Williamson and Garner continued to run the Theatre Royal and Princess Theatre in Melbourne, and Musgrove taking control of the Theatre Royal in Sydney. At the end of 1892, Williamson and Musgrove joined to stage with the pantomime Little Red Riding Hood, which opened a new "Lyceum" theatre on Pitt Street, Sydney.

In 1902–03, he presented Nellie Melba in her first and most successful concert tour of Australia and New Zealand, managed by Thomas P. Hudson.

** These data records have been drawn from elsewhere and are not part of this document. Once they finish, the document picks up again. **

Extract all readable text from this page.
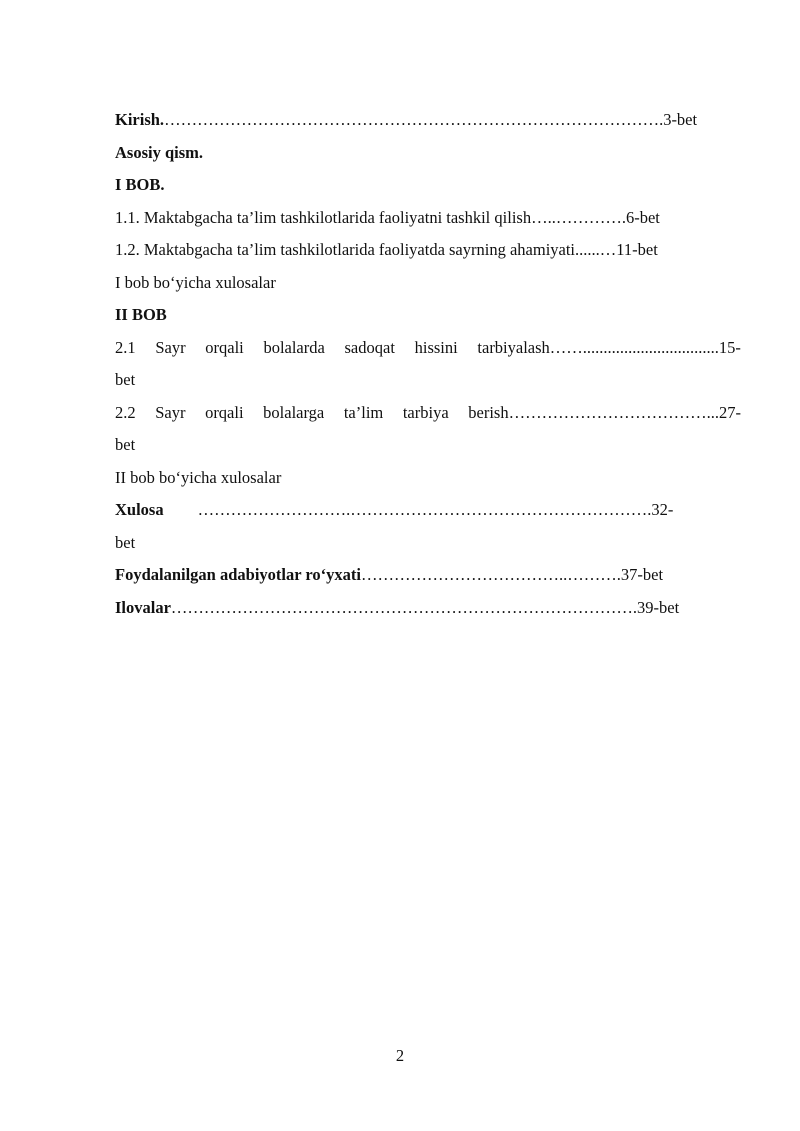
Kirish. ………………………………………………………………………………. 3-bet
Asosiy qism.
I BOB.
1.1. Maktabgacha ta’lim tashkilotlarida faoliyatni tashkil qilish…..………….6-bet
1.2. Maktabgacha ta’lim tashkilotlarida faoliyatda sayrning ahamiyati......…11-bet
I bob bo‘yicha xulosalar
II BOB
2.1 Sayr orqali bolalarda sadoqat hissini tarbiyalash…….................................15-
bet
2.2 Sayr orqali bolalarga ta’lim tarbiya berish………………………………...27-
bet
II bob bo‘yicha xulosalar
Xulosa ……………………….……………………………………………….32-
bet
Foydalanilgan adabiyotlar ro‘yxati ………………………………..……….37-bet
Ilovalar ………………………………………………………………………….39-bet
2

In 1907 Musgrove produced a German grand opera company that introduced Die Walküre (The Valkyrie), Romeo and Juliet and Hänsel und Gretel to the Australian public, again under the baton of Gustave Slapoffski. Another opera season in 1909 was less successful. In late 1914 Musgrove produced David Belasco's play Du Barry in Melbourne with his lover Nellie Stewart in the title role as well as his daughter Nancye Stewart as Marie Antoinette, age 16. Musgrove died suddenly at his home in Sydney on 21 January 1916, his sixty-second birthday.

==Personality and family==
Musgrove was reputed to value artistic quality over profitability.
Musgrove's marriage produced two daughters, Emily Musgrove and Rose Musgrove, an actress in comedies and Edwardian musical comedies. His eldest daughter, Lily Musgrove, married Melbourne barrister Casimir Zichy-Woinarski in 1898.
His third daughter, Nancye Doris Stewart, was also known as Nancye Doris Lynton, (1893–1973), the child of his lover, actress and singer Nellie Stewart.

His brother Harry Musgrove (c. 1861 – 2 November 1931) was also involved in theatre management. He had two sons, Harry and Victor, and a daughter, actress Georgie Musgrove.
Harry George Musgrove (c. 1883 – 27 April 1951) who, with E. J. Carroll and Dan Carroll, founded the magnificent Prince Edward Theatre on Castlereagh Street, Sydney, later bankrupt.

== Legacy ==
Musgrove Opera, an opera company which bears his name, was founded in Sydney in 2018. The company debuted at the Zenith Theatre, Chatswood with a production of "Pinocchio!" which subsequently toured to South Coast NSW. More recently, the company has performed a series of concerts in the Utzon Room at the Sydney Opera House. Australian conductor Lachlan Massey acts as its founding Artistic director.